Food for four (though there were only 3 of us): $3.95

Prep for the week:
Refried beans in the crockpot, from 100 days of real food (except I don't mush them up)
1 lb pintos: 0.75
1/2 onion: 0.13
2 cloves garlic: 0.05
spices: 0.05
Total: $0.98

Spanish rice in the rice cooker:
1.5 c white rice: 0.26
1/4 can tomato paste: 0.20
1 T onion flakes because I'm lazy: 0.20
2 cloves garlic: 0.05
olive oil: 0.20
diced pepper: 0.25
cumin, tomato bouillon, parsley, salt, pepper: 0.30
dried corn: 0.25
Total: $1.71

About 12 cups of bean/rice mixture, because that's what I do with it, for $2.69.  This will last us several meals, and we will probably get so sick of it that we'll throw some in the freezer for a Friday night in future weeks.

Sunday, September 13, 2015

Weekend Cooking Chores again

We now interrupt this "Frugal Eating on Vacation" series (mostly because I've written #5, but not #4) to discuss weekend cooking again.

My weekend cooking has been coming and going with the crazy weekends and back to school stuff.  Oh, I usually cook at least one thing.  And I make something for the pot luck.  But honestly, the thought of prepping everything for a week is kind of daunting, and I haven't been doing it.

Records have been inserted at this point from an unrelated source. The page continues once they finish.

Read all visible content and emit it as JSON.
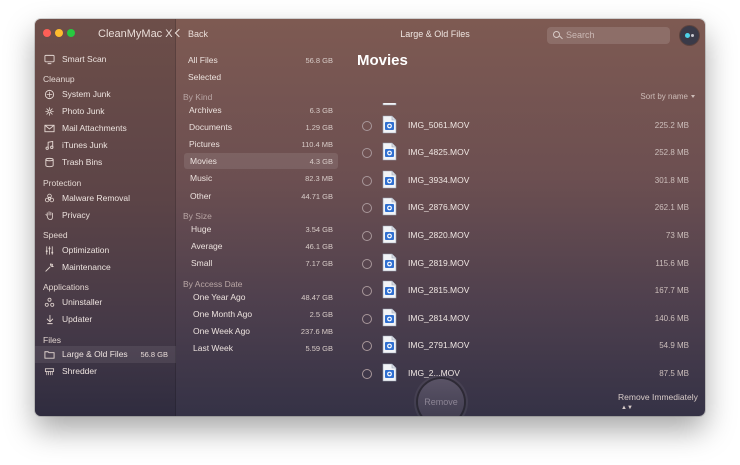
{
  "app_title": "CleanMyMac X",
  "window_title": "Large & Old Files",
  "back_label": "Back",
  "search": {
    "placeholder": "Search"
  },
  "sidebar": {
    "smart_scan": "Smart Scan",
    "sections": [
      {
        "title": "Cleanup",
        "items": [
          {
            "label": "System Junk",
            "icon": "system-junk-icon"
          },
          {
            "label": "Photo Junk",
            "icon": "photo-junk-icon"
          },
          {
            "label": "Mail Attachments",
            "icon": "mail-icon"
          },
          {
            "label": "iTunes Junk",
            "icon": "music-note-icon"
          },
          {
            "label": "Trash Bins",
            "icon": "trash-icon"
          }
        ]
      },
      {
        "title": "Protection",
        "items": [
          {
            "label": "Malware Removal",
            "icon": "biohazard-icon"
          },
          {
            "label": "Privacy",
            "icon": "hand-icon"
          }
        ]
      },
      {
        "title": "Speed",
        "items": [
          {
            "label": "Optimization",
            "icon": "sliders-icon"
          },
          {
            "label": "Maintenance",
            "icon": "wrench-icon"
          }
        ]
      },
      {
        "title": "Applications",
        "items": [
          {
            "label": "Uninstaller",
            "icon": "uninstaller-icon"
          },
          {
            "label": "Updater",
            "icon": "updater-icon"
          }
        ]
      },
      {
        "title": "Files",
        "items": [
          {
            "label": "Large & Old Files",
            "icon": "folder-icon",
            "count": "56.8 GB"
          },
          {
            "label": "Shredder",
            "icon": "shredder-icon"
          }
        ]
      }
    ]
  },
  "filters": {
    "all_files": {
      "label": "All Files",
      "size": "56.8 GB"
    },
    "selected": {
      "label": "Selected"
    },
    "by_kind": {
      "title": "By Kind",
      "items": [
        {
          "label": "Archives",
          "size": "6.3 GB"
        },
        {
          "label": "Documents",
          "size": "1.29 GB"
        },
        {
          "label": "Pictures",
          "size": "110.4 MB"
        },
        {
          "label": "Movies",
          "size": "4.3 GB"
        },
        {
          "label": "Music",
          "size": "82.3 MB"
        },
        {
          "label": "Other",
          "size": "44.71 GB"
        }
      ]
    },
    "by_size": {
      "title": "By Size",
      "items": [
        {
          "label": "Huge",
          "size": "3.54 GB"
        },
        {
          "label": "Average",
          "size": "46.1 GB"
        },
        {
          "label": "Small",
          "size": "7.17 GB"
        }
      ]
    },
    "by_date": {
      "title": "By Access Date",
      "items": [
        {
          "label": "One Year Ago",
          "size": "48.47 GB"
        },
        {
          "label": "One Month Ago",
          "size": "2.5 GB"
        },
        {
          "label": "One Week Ago",
          "size": "237.6 MB"
        },
        {
          "label": "Last Week",
          "size": "5.59 GB"
        }
      ]
    }
  },
  "main": {
    "title": "Movies",
    "sort_label": "Sort by name",
    "files": [
      {
        "name": "",
        "size": ""
      },
      {
        "name": "IMG_5061.MOV",
        "size": "225.2 MB"
      },
      {
        "name": "IMG_4825.MOV",
        "size": "252.8 MB"
      },
      {
        "name": "IMG_3934.MOV",
        "size": "301.8 MB"
      },
      {
        "name": "IMG_2876.MOV",
        "size": "262.1 MB"
      },
      {
        "name": "IMG_2820.MOV",
        "size": "73 MB"
      },
      {
        "name": "IMG_2819.MOV",
        "size": "115.6 MB"
      },
      {
        "name": "IMG_2815.MOV",
        "size": "167.7 MB"
      },
      {
        "name": "IMG_2814.MOV",
        "size": "140.6 MB"
      },
      {
        "name": "IMG_2791.MOV",
        "size": "54.9 MB"
      },
      {
        "name": "IMG_2...MOV",
        "size": "87.5 MB"
      }
    ],
    "remove_mode": "Remove Immediately",
    "remove_button": "Remove"
  }
}
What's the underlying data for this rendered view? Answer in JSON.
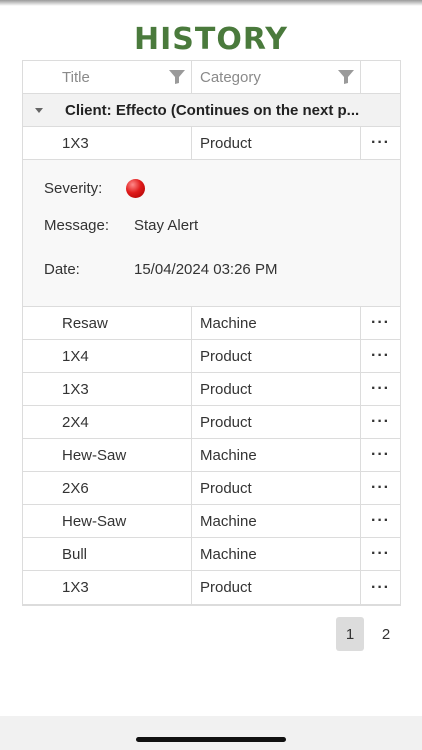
{
  "page": {
    "title": "HISTORY"
  },
  "columns": {
    "title": "Title",
    "category": "Category"
  },
  "group": {
    "label": "Client: Effecto (Continues on the next p..."
  },
  "expanded_row": {
    "title": "1X3",
    "category": "Product",
    "actions": "···"
  },
  "detail": {
    "severity_label": "Severity:",
    "severity_color": "#e01b1b",
    "message_label": "Message:",
    "message_value": "Stay Alert",
    "date_label": "Date:",
    "date_value": "15/04/2024 03:26 PM"
  },
  "rows": [
    {
      "title": "Resaw",
      "category": "Machine",
      "actions": "···"
    },
    {
      "title": "1X4",
      "category": "Product",
      "actions": "···"
    },
    {
      "title": "1X3",
      "category": "Product",
      "actions": "···"
    },
    {
      "title": "2X4",
      "category": "Product",
      "actions": "···"
    },
    {
      "title": "Hew-Saw",
      "category": "Machine",
      "actions": "···"
    },
    {
      "title": "2X6",
      "category": "Product",
      "actions": "···"
    },
    {
      "title": "Hew-Saw",
      "category": "Machine",
      "actions": "···"
    },
    {
      "title": "Bull",
      "category": "Machine",
      "actions": "···"
    },
    {
      "title": "1X3",
      "category": "Product",
      "actions": "···"
    }
  ],
  "pager": {
    "pages": [
      "1",
      "2"
    ],
    "current": "1"
  }
}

Yesterday was a busy day with swim lessons (I helped a friend with twins who needed a second adult in the pool with her 2 year olds), then beach, then lunch out with toddler friends, then more beach.  It ended with babysitting the neighbor girls (3 of them) so that their parents could celebrate their anniversary.  Our kids are all great buddies, so they played, screamed, made lots of noise, ate popcorn, spilled popcorn all can probably imagine.

But Sunday, well, that's food prep day.  My nine year old decided to try playing baseball.  The practice league just started, so today was his first game.  They left at 9:30 and didn't get home until 1 pm.  Toddler didn't want to go, so I got busy cooking for 2 hours while he spent way to much on the pad.

Here's what's cooking:
Pork chops in crock pot (easiest way to cook them). I know, a waste of good pork, but I'm going to stretch it by putting it in fried rice.

Fried rice: I cooked up some rice.  I chopped a million tiny green onions, plus some cilantro. I will also add peas and maybe carrots. This is going to be dinner/ lunch for much of the week.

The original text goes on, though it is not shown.